Given the years in which it was published, the JJ addressed some major historical events which were happening at the time. In what we now refer to as a “Voices on the Quad” column, students were given the opportunity to share their thoughts on subjects such as the Vietnam War and the draft. These “Camera Queries” would also ask students about on-campus news. 

For example, when women were first allowed to enroll in classes at MC in 1973, current students referred to them as “Mounties,” having originally gone to the College of Mount Saint Vincent. Current male students were asked their opinion on women coming to campus for the JJ, and had quite a bit to say about it in their “Camera Queries.” 

“Co-educational? That’s one of the best ideas I’ve heard in years. Co-ed dorms; co-ed classes’ sounds like it might add a little pizzazz to our smiles. It worked at Olympia, Washington, at St Maxidus College – at least for the day students. I see no reason why, through an evolutionary process, it couldn’t work here.” – Doug Major, MC alum. 

In later issues of the JJ, women in turn were given the opportunity to add their thoughts on “Manhattan Men” during the Camera Query column. 

“I think Manhattan men are the most. They’ve got charm, good looks and personality that you can’t find anywhere else. Whenever I have the choice of a date with a Jasper and some other college student, I’ll go with the Manhattan man every time.” – Arlene Berlow, who was presumably taking classes at MC while enrolled at the College of Mount Saint Vincent.

He’s big! He’s green! He’s a superhero! He’s from the Bronx! Jerry Breen illustrated this hand-drawn photo of Jasperman in 1968. JOCELYN VISNOV / THE QUADRANGLE

Jerry Breen joined the staff at the Jasper Journal when he first enrolled at MC in the Fall of 1966. Breen not only illustrated the Jasperman comic strip by hand, but also went on to become the Editor-in-Chief of the Jasper Journal in the Fall of 1968. 

“In the fall of ’66, when I entered Manhattan, the new Student Government approved a budget for both the new Jasper Journal and the established Quadrangle,” Breen wrote.

“They then published alternately as lithographed print newspapers for about 7 or 8 years. I started my ‘Jasperman’ comic strip, which ran until spring 1970, with about a dozen episodes a year, ranging in size from small 6-panel episodes to large 2-page centerfolds. I became the 4th Editor-in-Chief, reluctantly, in about the fall of ’68. I had redesigned the paper as the design director with wider columns with space in between instead of lines for a cleaner look, and an overall layout that was an adaptation of ‘Rolling Stone’s’ innovative tabloid design,” Breen continued. 

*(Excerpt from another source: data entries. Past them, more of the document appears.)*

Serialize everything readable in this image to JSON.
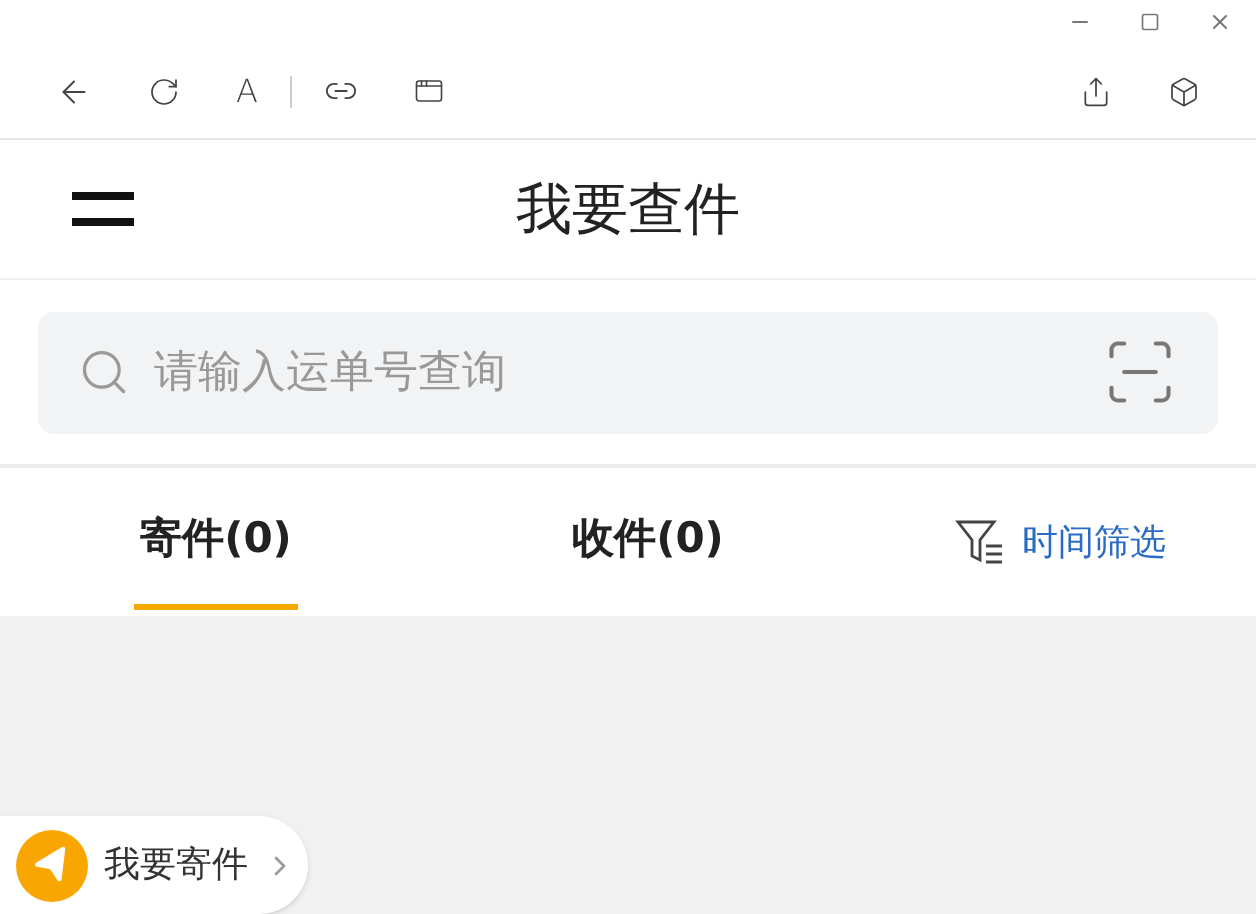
{
  "toolbar": {
    "font_button": "A"
  },
  "header": {
    "title": "我要查件"
  },
  "search": {
    "placeholder": "请输入运单号查询"
  },
  "tabs": [
    {
      "label": "寄件(0)",
      "selected": true
    },
    {
      "label": "收件(0)",
      "selected": false
    }
  ],
  "time_filter": {
    "label": "时间筛选"
  },
  "send_button": {
    "label": "我要寄件"
  }
}
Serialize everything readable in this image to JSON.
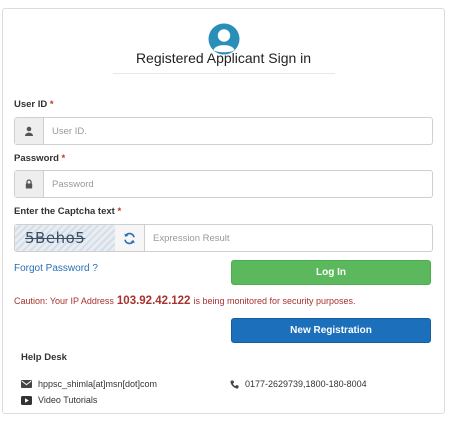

Breen also gave Jasperman himself  a backstory in an early issue of the JJ. Within the comic, Johnny Jasper comes to orientation as a college freshman and struggles to “find himself.” While on campus, Johnny Jasper comes across a magic elixir. Upon drinking it, he feels a voice deep within him crying out “BIC,” which stands for brawn, intellect, and courage. Upon saying it outloud, Johnny Jasper transforms into Jasperman, and finally has “found” himself. 

The JJ published its last issue during the 1976 academic year. The Quadrangle again became the sole newspaper of the MC community, striving for further objectivity to prevent future conflict.  

Perhaps we can all learn a lesson from Jasperman. If you ever feel lost, just seek “BIC”: Brawn, Intellect, and Courage.